Reforçara a sua legitimidade histórica na firme resistência da família real britânica às hordas nazis, mesmo com o palácio de Buckingham bombardeado pela Luftwaffe, nos dias de terror da II Guerra Mundial. Quando lhes foi sugerida a evacuação urgente para o Canadá, a mãe fez uma declaração que dissipou todas as dúvidas: «As crianças [Isabel e a irmã mais nova, Margarida] não vão sem mim. Eu não irei sem o Rei. E o Rei nunca partirá.»

Assim se forjou o carácter desta monarca que aos 18 anos, ainda durante a guerra, integrou as fileiras do serviço territorial como motorista e mecânica. Sempre em cumprimento do dever, como confirmaria ao honrar todas as responsabilidades constitucionais que assumiu ao ascender ao trono. Funcionando como traço de união entre povos e nações. Dando expressão concreta a conceitos abstractos como dignidade e majestade.
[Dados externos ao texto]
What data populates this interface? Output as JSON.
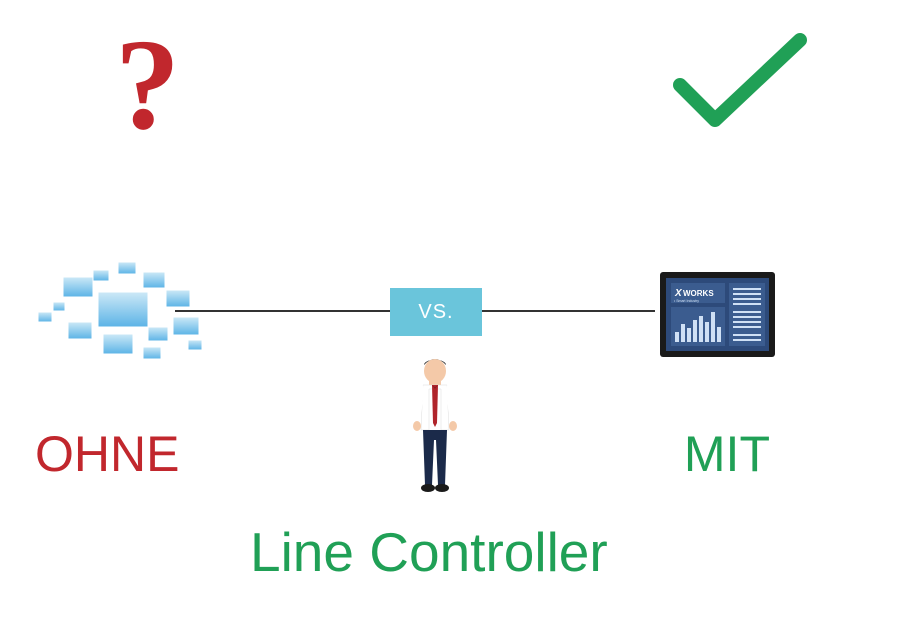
{
  "top": {
    "question_mark": "?",
    "check_color": "#20a056"
  },
  "middle": {
    "vs_label": "VS."
  },
  "labels": {
    "ohne": "OHNE",
    "mit": "MIT",
    "title": "Line Controller"
  },
  "dashboard": {
    "brand_x": "X",
    "brand_works": "WORKS",
    "brand_sub": "Smart Industry"
  },
  "colors": {
    "red": "#c1272d",
    "green": "#20a056",
    "vs_bg": "#6ac5db"
  }
}
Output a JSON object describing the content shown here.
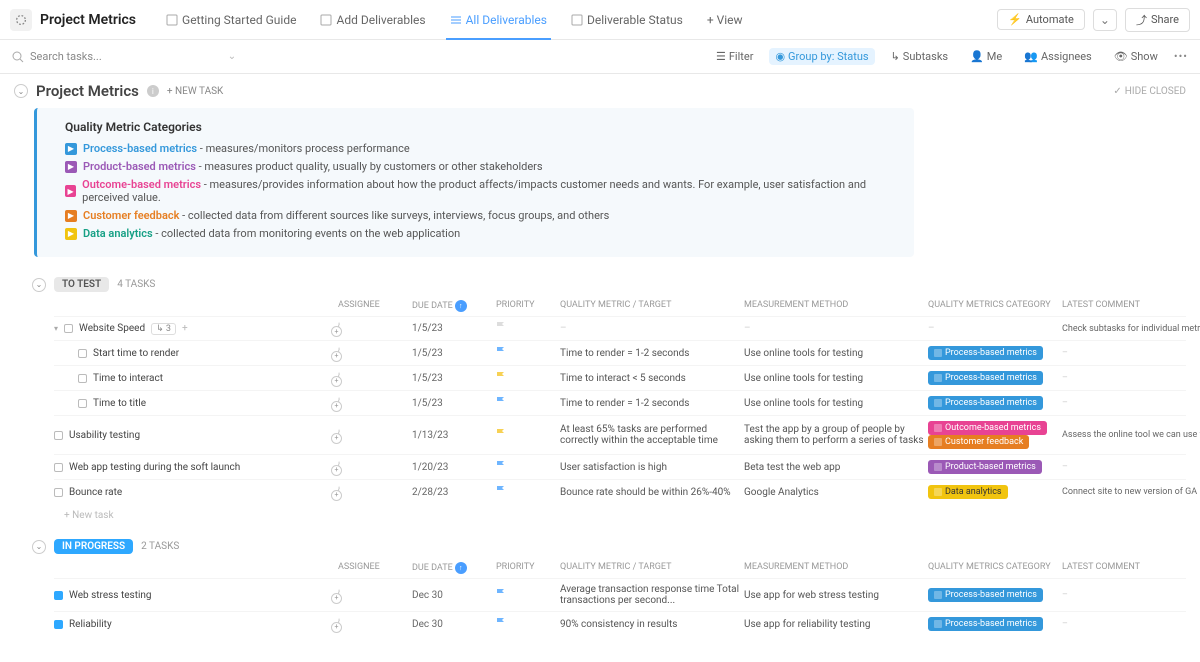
{
  "header": {
    "title": "Project Metrics",
    "tabs": [
      {
        "label": "Getting Started Guide"
      },
      {
        "label": "Add Deliverables"
      },
      {
        "label": "All Deliverables"
      },
      {
        "label": "Deliverable Status"
      },
      {
        "label": "+ View"
      }
    ],
    "automate": "Automate",
    "share": "Share"
  },
  "toolbar": {
    "search_placeholder": "Search tasks...",
    "filter": "Filter",
    "group_by": "Group by: Status",
    "subtasks": "Subtasks",
    "me": "Me",
    "assignees": "Assignees",
    "show": "Show"
  },
  "list_header": {
    "title": "Project Metrics",
    "new_task": "+ NEW TASK",
    "hide_closed": "HIDE CLOSED"
  },
  "desc": {
    "title": "Quality Metric Categories",
    "rows": [
      {
        "link": "Process-based metrics",
        "text": " - measures/monitors process performance",
        "cls": ""
      },
      {
        "link": "Product-based metrics",
        "text": " - measures product quality, usually by  customers or other stakeholders",
        "cls": "purple"
      },
      {
        "link": "Outcome-based metrics",
        "text": " - measures/provides information about how the product affects/impacts customer needs and wants. For example, user satisfaction and perceived value.",
        "cls": "pink"
      },
      {
        "link": "Customer feedback",
        "text": " - collected data from different sources like surveys, interviews, focus groups, and others",
        "cls": "orange"
      },
      {
        "link": "Data analytics",
        "text": " - collected data from monitoring events on the web application",
        "cls": "teal"
      }
    ]
  },
  "columns": {
    "assignee": "ASSIGNEE",
    "due_date": "DUE DATE",
    "priority": "PRIORITY",
    "metric_target": "QUALITY METRIC / TARGET",
    "measurement": "MEASUREMENT METHOD",
    "category": "QUALITY METRICS CATEGORY",
    "comment": "LATEST COMMENT"
  },
  "groups": [
    {
      "name": "TO TEST",
      "count": "4 TASKS",
      "pill_cls": "",
      "tasks": [
        {
          "name": "Website Speed",
          "indent": false,
          "subtasks": "3",
          "due": "1/5/23",
          "flag": "grey",
          "metric": "–",
          "method": "–",
          "badges": [],
          "comment": "Check subtasks for individual metrics",
          "caret": true
        },
        {
          "name": "Start time to render",
          "indent": true,
          "due": "1/5/23",
          "flag": "blue",
          "metric": "Time to render = 1-2 seconds",
          "method": "Use online tools for testing",
          "badges": [
            "process"
          ],
          "comment": "–"
        },
        {
          "name": "Time to interact",
          "indent": true,
          "due": "1/5/23",
          "flag": "yellow",
          "metric": "Time to interact < 5 seconds",
          "method": "Use online tools for testing",
          "badges": [
            "process"
          ],
          "comment": "–"
        },
        {
          "name": "Time to title",
          "indent": true,
          "due": "1/5/23",
          "flag": "blue",
          "metric": "Time to render = 1-2 seconds",
          "method": "Use online tools for testing",
          "badges": [
            "process"
          ],
          "comment": "–"
        },
        {
          "name": "Usability testing",
          "indent": false,
          "due": "1/13/23",
          "flag": "yellow",
          "metric": "At least 65% tasks are performed correctly within the acceptable time",
          "method": "Test the app by a group of people by asking them to perform a series of tasks",
          "badges": [
            "outcome",
            "feedback"
          ],
          "comment": "Assess the online tool we can use for this"
        },
        {
          "name": "Web app testing during the soft launch",
          "indent": false,
          "due": "1/20/23",
          "flag": "blue",
          "metric": "User satisfaction is high",
          "method": "Beta test the web app",
          "badges": [
            "product"
          ],
          "comment": "–"
        },
        {
          "name": "Bounce rate",
          "indent": false,
          "due": "2/28/23",
          "flag": "blue",
          "metric": "Bounce rate should be within 26%-40%",
          "method": "Google Analytics",
          "badges": [
            "analytics"
          ],
          "comment": "Connect site to new version of GA"
        }
      ],
      "new_task": "+ New task"
    },
    {
      "name": "IN PROGRESS",
      "count": "2 TASKS",
      "pill_cls": "progress",
      "tasks": [
        {
          "name": "Web stress testing",
          "indent": false,
          "due": "Dec 30",
          "flag": "blue",
          "metric": "Average transaction response time Total transactions per second...",
          "method": "Use app for web stress testing",
          "badges": [
            "process"
          ],
          "comment": "–",
          "filled": true
        },
        {
          "name": "Reliability",
          "indent": false,
          "due": "Dec 30",
          "flag": "blue",
          "metric": "90% consistency in results",
          "method": "Use app for reliability testing",
          "badges": [
            "process"
          ],
          "comment": "–",
          "filled": true
        }
      ]
    }
  ],
  "badge_labels": {
    "process": "Process-based metrics",
    "outcome": "Outcome-based metrics",
    "feedback": "Customer feedback",
    "product": "Product-based metrics",
    "analytics": "Data analytics"
  }
}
Nunca as liberdades fundamentais, cada vez mais escassas noutras latitudes, correram o menor risco em dia algum do seu reinado. 

 

Não admira, por isso, que mesmo tendo já completado 96 anos mantivesse níveis estratosféricos de popularidade que nenhum presidente de nenhuma república granjeia hoje, seja onde for.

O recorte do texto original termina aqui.